🤖 AI Summary
Existing influence estimation methods for trajectory-based data attribution lack systematic error analysis, limiting their reliability in data selection, valuation, and model diagnostics. This work identifies optimizer mismatch—specifically with AdamW—as a critical source of error and introduces AdamW-influence to address it. We derive a closed-form proxy for influence that avoids costly retraining and propose a K-step lookahead framework that unifies offline and online data selection strategies.
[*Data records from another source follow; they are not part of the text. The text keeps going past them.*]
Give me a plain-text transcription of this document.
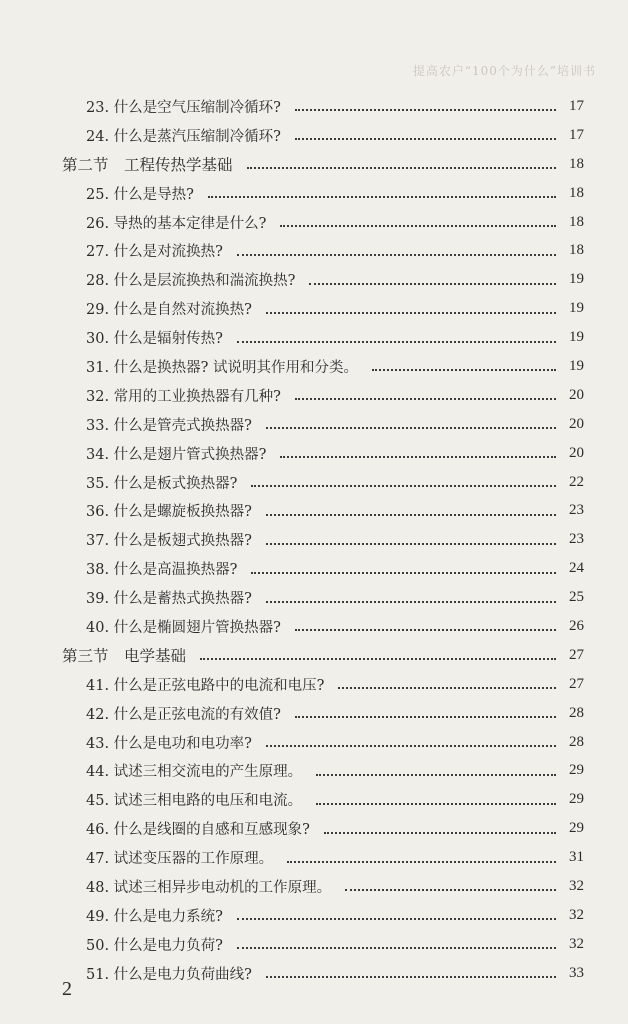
提高农户“100个为什么”培训书
23. 什么是空气压缩制冷循环?	17
24. 什么是蒸汽压缩制冷循环?	17
第二节　工程传热学基础	18
25. 什么是导热?	18
26. 导热的基本定律是什么?	18
27. 什么是对流换热?	18
28. 什么是层流换热和湍流换热?	19
29. 什么是自然对流换热?	19
30. 什么是辐射传热?	19
31. 什么是换热器? 试说明其作用和分类。	19
32. 常用的工业换热器有几种?	20
33. 什么是管壳式换热器?	20
34. 什么是翅片管式换热器?	20
35. 什么是板式换热器?	22
36. 什么是螺旋板换热器?	23
37. 什么是板翅式换热器?	23
38. 什么是高温换热器?	24
39. 什么是蓄热式换热器?	25
40. 什么是椭圆翅片管换热器?	26
第三节　电学基础	27
41. 什么是正弦电路中的电流和电压?	27
42. 什么是正弦电流的有效值?	28
43. 什么是电功和电功率?	28
44. 试述三相交流电的产生原理。	29
45. 试述三相电路的电压和电流。	29
46. 什么是线圈的自感和互感现象?	29
47. 试述变压器的工作原理。	31
48. 试述三相异步电动机的工作原理。	32
49. 什么是电力系统?	32
50. 什么是电力负荷?	32
51. 什么是电力负荷曲线?	33
2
Experiments across MLPs, CNNs, GPT-2, and Llama 3.2-1B demonstrate that our approach improves attribution accuracy by 10% to 300%, with online short-horizon selection matching or even surpassing the performance of offline methods.
📝 Abstract
Trajectory-based data attribution methods estimate the influence of training samples on model predictions by unrolling the training trajectory. They are widely used in applications such as data selection, data valuation, and model diagnosis, but there is a lack of comprehensive error analysis of these methods, raising concerns about method faithfulness and hindering reliable deployment. In this work, we provide the first systematic analysis of error sources in trajectory-based data attribution, together with concrete remedies to mitigate them and practical guidelines for downstream use. We organize the total error into three categories, config-level, algorithm-level, and system-level. We make three contributions. First, we identify optimizer mismatch as the dominant config-level error: existing methods derive their attribution under the assumption of SGD, even for models trained with the modern de facto optimizer AdamW. We propose AdamW-influence to fully account for AdamW's optimization dynamics, yielding improvements from 10% to over 300% in Spearman correlation between estimated and ground-truth influence across four settings spanning MLP, CNN, GPT-2, and Llama 3.2-1B. Second, we isolate the remaining algorithm-level error arising from the first-order Taylor approximation, identify the learning rate and trajectory length as factors governing the error magnitude, and derive a closed-form error proxy that can be evaluated along the original trajectory without retraining. Third, we translate these insights into practical guidelines for data selection by unifying offline and online strategies under a K-step look-ahead framework. Under this framework, online selection with a short horizon often matches or exceeds offline, and the optimal horizon can be tuned jointly with the learning rate. Together, these results turn the framework into an actionable selection recipe for practitioners.